功能类型限制

Question

一般情况下，最好是对某个函数使用最严格或最宽松的类型定义吗？每种方法的优缺点是什么？我发现当我使用严格双打重写my pearson correlation code时，我更容易写出，跟随和推理（这可能只是缺乏经验）。但是我也可以看到，如果有更广泛的类型定义会使这些功能更普遍适用。更严格的类型定义是否被视为技术债务的一种形式？

随着类型类：

import Data.List 

mean :: Fractional a => [a] -> a 
mean xs = s/n 
    where 
     (s , n) = foldl' k (0,0) xs 
     k (s, n) x = s `seq` n `seq` (s + x, n + 1) 

covariance :: Fractional a => [a] -> [a] -> a 
covariance xs ys = mean productXY 
    where 
    productXY = zipWith (*) [x - mx | x <- xs] [y - my | y <- ys] 
    mx  = mean xs 
    my  = mean ys 

stddev :: Floating a => [a] -> a 
stddev xs = sqrt (covariance xs xs) 

pearson :: RealFloat a => [a] -> [a] -> a 
pearson x y = fifthRound $ covariance x y/(stddev x * stddev y) 

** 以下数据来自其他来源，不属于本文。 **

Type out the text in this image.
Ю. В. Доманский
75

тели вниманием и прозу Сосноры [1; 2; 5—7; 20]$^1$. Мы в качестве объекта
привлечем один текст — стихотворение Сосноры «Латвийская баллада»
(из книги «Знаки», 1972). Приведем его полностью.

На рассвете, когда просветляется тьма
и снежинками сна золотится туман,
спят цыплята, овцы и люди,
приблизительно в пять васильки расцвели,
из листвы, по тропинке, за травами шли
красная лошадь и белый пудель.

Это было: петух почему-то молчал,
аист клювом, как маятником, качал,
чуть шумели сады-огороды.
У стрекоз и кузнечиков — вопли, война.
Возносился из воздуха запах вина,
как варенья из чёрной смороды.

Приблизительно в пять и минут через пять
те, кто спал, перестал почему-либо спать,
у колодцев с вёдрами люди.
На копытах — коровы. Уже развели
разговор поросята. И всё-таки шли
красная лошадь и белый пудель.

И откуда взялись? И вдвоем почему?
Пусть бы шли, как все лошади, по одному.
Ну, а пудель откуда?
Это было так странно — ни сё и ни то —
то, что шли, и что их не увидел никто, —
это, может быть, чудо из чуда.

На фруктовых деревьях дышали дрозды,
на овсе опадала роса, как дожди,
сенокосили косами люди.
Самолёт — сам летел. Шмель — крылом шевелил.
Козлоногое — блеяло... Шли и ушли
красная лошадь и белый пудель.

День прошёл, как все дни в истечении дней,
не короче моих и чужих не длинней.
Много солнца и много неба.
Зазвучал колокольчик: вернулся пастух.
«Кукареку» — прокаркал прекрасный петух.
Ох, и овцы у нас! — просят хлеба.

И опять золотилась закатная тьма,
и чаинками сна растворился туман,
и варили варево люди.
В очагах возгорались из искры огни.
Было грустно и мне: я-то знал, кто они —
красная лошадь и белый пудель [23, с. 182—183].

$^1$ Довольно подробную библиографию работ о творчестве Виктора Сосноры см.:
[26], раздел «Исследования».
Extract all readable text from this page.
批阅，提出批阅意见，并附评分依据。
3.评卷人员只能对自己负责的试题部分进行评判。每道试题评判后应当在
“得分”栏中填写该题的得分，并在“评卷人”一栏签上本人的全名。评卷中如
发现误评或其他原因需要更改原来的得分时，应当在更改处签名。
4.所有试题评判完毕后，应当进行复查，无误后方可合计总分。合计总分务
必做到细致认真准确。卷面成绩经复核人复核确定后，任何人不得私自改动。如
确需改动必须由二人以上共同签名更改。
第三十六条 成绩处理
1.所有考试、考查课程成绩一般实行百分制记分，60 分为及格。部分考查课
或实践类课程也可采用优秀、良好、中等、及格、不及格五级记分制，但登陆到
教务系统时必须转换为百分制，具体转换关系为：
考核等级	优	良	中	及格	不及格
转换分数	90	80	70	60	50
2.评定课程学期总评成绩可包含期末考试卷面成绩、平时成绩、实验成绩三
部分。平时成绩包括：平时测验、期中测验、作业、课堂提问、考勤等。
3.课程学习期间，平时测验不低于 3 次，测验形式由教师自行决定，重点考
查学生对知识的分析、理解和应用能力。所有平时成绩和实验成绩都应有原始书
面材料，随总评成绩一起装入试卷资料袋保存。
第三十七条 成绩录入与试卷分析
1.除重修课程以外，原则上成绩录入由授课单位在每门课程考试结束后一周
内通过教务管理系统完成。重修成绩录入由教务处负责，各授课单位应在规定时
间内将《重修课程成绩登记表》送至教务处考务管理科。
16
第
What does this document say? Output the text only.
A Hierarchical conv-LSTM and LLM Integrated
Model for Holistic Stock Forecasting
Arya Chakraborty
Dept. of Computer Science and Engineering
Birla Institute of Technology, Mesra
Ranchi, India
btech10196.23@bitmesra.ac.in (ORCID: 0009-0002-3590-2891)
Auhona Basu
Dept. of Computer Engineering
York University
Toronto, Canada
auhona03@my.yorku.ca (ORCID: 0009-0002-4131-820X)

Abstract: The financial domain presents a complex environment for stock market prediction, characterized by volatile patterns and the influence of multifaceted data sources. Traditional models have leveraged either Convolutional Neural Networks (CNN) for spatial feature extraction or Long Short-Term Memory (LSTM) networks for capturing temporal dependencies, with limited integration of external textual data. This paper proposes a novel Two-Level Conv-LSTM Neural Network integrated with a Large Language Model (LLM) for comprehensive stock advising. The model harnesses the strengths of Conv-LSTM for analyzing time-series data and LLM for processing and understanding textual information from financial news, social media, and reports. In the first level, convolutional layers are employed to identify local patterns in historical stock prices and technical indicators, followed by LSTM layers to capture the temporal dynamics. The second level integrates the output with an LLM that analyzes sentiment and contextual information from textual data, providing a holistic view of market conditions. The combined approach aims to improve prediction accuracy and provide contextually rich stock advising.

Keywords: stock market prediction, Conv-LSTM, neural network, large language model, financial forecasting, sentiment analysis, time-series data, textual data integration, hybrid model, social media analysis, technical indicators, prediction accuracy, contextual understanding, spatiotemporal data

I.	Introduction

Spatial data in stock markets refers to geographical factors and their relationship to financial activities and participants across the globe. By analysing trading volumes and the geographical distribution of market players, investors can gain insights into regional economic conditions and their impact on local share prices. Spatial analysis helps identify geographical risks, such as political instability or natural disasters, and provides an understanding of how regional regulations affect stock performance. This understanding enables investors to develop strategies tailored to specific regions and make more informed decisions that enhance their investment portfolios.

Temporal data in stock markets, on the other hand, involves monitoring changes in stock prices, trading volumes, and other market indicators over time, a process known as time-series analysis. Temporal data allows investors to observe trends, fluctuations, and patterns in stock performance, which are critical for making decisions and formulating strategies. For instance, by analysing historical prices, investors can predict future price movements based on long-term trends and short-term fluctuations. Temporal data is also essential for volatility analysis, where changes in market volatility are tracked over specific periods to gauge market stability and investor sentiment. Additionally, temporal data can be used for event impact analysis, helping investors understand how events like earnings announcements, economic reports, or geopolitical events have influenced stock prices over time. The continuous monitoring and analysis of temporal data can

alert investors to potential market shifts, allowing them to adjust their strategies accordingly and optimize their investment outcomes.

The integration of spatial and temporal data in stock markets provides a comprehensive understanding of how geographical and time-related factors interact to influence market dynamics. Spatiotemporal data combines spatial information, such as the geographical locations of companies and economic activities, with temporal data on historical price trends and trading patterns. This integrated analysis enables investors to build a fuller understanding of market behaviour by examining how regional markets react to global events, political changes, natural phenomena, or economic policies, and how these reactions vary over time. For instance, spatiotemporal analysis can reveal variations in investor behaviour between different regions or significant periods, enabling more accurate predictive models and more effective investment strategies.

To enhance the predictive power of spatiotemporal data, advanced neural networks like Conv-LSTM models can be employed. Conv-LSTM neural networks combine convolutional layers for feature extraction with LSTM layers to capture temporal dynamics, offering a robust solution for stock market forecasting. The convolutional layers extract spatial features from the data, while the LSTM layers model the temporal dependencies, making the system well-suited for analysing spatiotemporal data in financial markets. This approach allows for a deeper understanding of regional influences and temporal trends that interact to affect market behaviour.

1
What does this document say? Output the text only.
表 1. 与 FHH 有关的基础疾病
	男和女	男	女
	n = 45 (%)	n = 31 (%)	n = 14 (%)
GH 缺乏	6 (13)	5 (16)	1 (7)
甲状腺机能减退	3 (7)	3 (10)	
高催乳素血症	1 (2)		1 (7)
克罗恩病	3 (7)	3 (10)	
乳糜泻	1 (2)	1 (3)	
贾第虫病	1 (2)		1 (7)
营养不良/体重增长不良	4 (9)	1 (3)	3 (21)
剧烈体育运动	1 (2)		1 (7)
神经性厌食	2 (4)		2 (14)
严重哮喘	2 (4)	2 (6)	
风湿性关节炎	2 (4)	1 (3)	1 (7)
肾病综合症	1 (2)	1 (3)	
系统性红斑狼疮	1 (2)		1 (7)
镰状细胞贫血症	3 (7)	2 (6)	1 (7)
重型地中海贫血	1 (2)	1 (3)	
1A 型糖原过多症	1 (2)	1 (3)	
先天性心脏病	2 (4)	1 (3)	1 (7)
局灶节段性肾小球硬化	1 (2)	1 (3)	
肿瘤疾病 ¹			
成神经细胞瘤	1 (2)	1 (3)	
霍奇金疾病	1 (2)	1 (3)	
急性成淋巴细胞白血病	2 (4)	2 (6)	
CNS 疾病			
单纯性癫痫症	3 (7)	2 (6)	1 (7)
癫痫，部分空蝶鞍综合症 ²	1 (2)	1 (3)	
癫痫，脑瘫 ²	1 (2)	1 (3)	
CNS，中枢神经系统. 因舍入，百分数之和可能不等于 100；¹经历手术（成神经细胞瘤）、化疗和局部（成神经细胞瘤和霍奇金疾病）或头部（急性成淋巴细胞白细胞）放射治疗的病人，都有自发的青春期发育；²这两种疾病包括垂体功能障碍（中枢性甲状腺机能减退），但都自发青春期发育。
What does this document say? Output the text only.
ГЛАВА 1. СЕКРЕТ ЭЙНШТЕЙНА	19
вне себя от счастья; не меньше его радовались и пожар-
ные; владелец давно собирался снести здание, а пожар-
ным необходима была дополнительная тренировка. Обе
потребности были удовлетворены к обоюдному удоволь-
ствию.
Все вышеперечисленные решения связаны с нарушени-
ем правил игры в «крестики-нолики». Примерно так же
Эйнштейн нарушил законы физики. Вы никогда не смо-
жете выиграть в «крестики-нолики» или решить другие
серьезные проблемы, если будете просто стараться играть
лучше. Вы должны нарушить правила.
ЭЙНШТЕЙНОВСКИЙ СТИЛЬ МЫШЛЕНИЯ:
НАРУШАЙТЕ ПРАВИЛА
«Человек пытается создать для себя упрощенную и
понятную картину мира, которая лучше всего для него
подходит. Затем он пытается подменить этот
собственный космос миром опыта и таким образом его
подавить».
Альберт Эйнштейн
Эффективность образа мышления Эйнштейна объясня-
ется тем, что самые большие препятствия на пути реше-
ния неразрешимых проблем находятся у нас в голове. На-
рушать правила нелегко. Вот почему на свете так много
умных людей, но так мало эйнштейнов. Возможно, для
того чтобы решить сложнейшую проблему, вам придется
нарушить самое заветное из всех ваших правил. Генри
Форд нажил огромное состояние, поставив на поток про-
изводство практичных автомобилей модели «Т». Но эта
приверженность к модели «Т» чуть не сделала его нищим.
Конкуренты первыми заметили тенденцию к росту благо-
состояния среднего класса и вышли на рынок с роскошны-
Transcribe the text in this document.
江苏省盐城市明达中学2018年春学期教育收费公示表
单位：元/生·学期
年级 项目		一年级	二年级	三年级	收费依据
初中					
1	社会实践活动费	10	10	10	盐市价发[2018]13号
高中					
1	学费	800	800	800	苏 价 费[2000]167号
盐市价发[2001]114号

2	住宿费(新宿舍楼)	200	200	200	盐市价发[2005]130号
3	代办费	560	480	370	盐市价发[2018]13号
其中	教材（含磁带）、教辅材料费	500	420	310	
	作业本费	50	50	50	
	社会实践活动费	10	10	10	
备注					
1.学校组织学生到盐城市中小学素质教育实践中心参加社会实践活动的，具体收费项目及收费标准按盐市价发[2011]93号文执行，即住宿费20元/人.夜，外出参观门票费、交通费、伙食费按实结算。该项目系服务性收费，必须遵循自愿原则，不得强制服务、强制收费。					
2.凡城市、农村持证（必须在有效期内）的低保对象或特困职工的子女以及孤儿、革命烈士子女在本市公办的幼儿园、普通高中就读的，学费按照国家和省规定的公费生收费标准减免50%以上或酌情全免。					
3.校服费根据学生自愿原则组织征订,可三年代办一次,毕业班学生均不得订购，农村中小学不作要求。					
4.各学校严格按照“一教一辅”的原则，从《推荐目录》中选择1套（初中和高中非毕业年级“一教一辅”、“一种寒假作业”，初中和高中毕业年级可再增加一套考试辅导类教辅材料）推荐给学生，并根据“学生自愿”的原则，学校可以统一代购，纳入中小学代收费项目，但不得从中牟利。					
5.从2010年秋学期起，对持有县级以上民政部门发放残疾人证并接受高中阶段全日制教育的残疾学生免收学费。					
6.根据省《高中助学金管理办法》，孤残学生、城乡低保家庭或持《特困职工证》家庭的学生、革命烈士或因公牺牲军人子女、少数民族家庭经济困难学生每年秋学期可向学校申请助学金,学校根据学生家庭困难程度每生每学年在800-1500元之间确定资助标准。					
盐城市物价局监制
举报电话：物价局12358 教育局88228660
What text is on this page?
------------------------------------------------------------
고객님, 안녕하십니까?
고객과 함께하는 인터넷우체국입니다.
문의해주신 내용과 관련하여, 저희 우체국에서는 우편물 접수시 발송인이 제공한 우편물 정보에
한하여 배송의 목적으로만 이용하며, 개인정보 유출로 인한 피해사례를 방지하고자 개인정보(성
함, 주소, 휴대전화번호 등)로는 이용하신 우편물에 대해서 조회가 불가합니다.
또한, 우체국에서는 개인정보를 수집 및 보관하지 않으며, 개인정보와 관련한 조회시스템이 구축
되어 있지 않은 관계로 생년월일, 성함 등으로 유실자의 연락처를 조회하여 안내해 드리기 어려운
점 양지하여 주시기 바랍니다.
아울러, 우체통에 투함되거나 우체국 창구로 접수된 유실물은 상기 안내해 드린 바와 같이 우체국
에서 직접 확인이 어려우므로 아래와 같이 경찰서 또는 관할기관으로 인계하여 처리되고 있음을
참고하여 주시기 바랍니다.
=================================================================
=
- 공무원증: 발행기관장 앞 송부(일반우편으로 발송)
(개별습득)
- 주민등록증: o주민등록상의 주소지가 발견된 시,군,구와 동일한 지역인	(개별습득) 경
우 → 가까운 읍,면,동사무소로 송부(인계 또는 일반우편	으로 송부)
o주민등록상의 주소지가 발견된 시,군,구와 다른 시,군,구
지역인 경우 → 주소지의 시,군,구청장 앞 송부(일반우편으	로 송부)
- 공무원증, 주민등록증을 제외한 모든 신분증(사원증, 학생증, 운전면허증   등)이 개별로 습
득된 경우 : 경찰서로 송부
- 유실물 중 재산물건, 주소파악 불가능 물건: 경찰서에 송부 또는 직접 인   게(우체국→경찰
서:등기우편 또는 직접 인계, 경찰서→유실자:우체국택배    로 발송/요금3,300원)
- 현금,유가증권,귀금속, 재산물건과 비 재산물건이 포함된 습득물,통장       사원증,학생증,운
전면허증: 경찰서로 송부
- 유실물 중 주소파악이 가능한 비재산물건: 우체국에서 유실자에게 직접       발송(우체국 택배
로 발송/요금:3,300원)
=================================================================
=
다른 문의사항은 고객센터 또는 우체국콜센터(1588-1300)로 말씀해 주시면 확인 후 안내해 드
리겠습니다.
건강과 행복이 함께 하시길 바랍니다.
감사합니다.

pearsonMatrix :: RealFloat a => [[a]] -> [[a]] 
pearsonMatrix (x:xs) = [pearson x y | y <- x:xs]:(pearsonMatrix xs) 
pearsonMatrix [] = [] 

fifthRound :: RealFrac a => a -> a 
fifthRound x = (/100000) $ fromIntegral $ round (x * 100000) 

随着双打：

import Data.List 

mean :: [Double] -> Double 
mean xs = s/n 
    where 
     (s , n) = foldl' k (0,0) xs 
     k (s, n) x = s `seq` n `seq` (s + x, n + 1) 

covariance :: [Double] -> [Double] -> Double 
covariance xs ys = mean productXY 
    where 
    productXY = zipWith (*) [x - mx | x <- xs] [y - my | y <- ys] 
    mx  = mean xs 
    my  = mean ys 

stddev :: [Double] -> Double 
stddev xs = sqrt (covariance xs xs) 

pearson :: [Double] -> [Double] -> Double 
pearson x y = fifthRound (covariance x y/(stddev x * stddev y)) 

pearsonMatrix :: [[Double]] -> [[Double]] 
pearsonMatrix (x:xs) = [pearson x y | y <- x:xs]:(pearsonMatrix xs) 
pearsonMatrix [] = [] 

fifthRound :: Double -> Double 
fifthRound x = (/100000) $ fromIntegral $ round (x * 100000) 

Answer 1

可读性是见仁见智。一般来说，我发现更通用的类型签名更具可读性，因为可能的定义更少（有时甚至只有一个非发散定义）。例如，看到mean仅具有Fractional约束立即限制在该函数中执行的操作（与可能对我所知的所有操作执行操作的Double版本相比）。当然，泛化类型is not alwaysmore readable。 （And just for fun）

具有功能更一般的版本的主要缺点是，它们可能在运行时保持未优化，使得的Floating功能Double的字典具有每次调用时要传递给mean。

您可以通过添加一个SPECIALIZE pragma来拥有最好的世界。这告诉编译器基本上复制你的函数代码与一些实例化的类型变量。如果你知道你只用Double将被调用你mean功能相当多，那么这就是我会做什么

{-# SPECIALIZE mean :: [Double] -> Double #-} 
mean :: Fractional a => [a] -> a 
mean xs = s/n 
    where 
    (s , n) = foldl' k (0,0) xs 
    k (s, n) x = s `seq` n `seq` (s + x, n + 1) 

而且你能看到签名的专用版本在你的代码呢！好极了！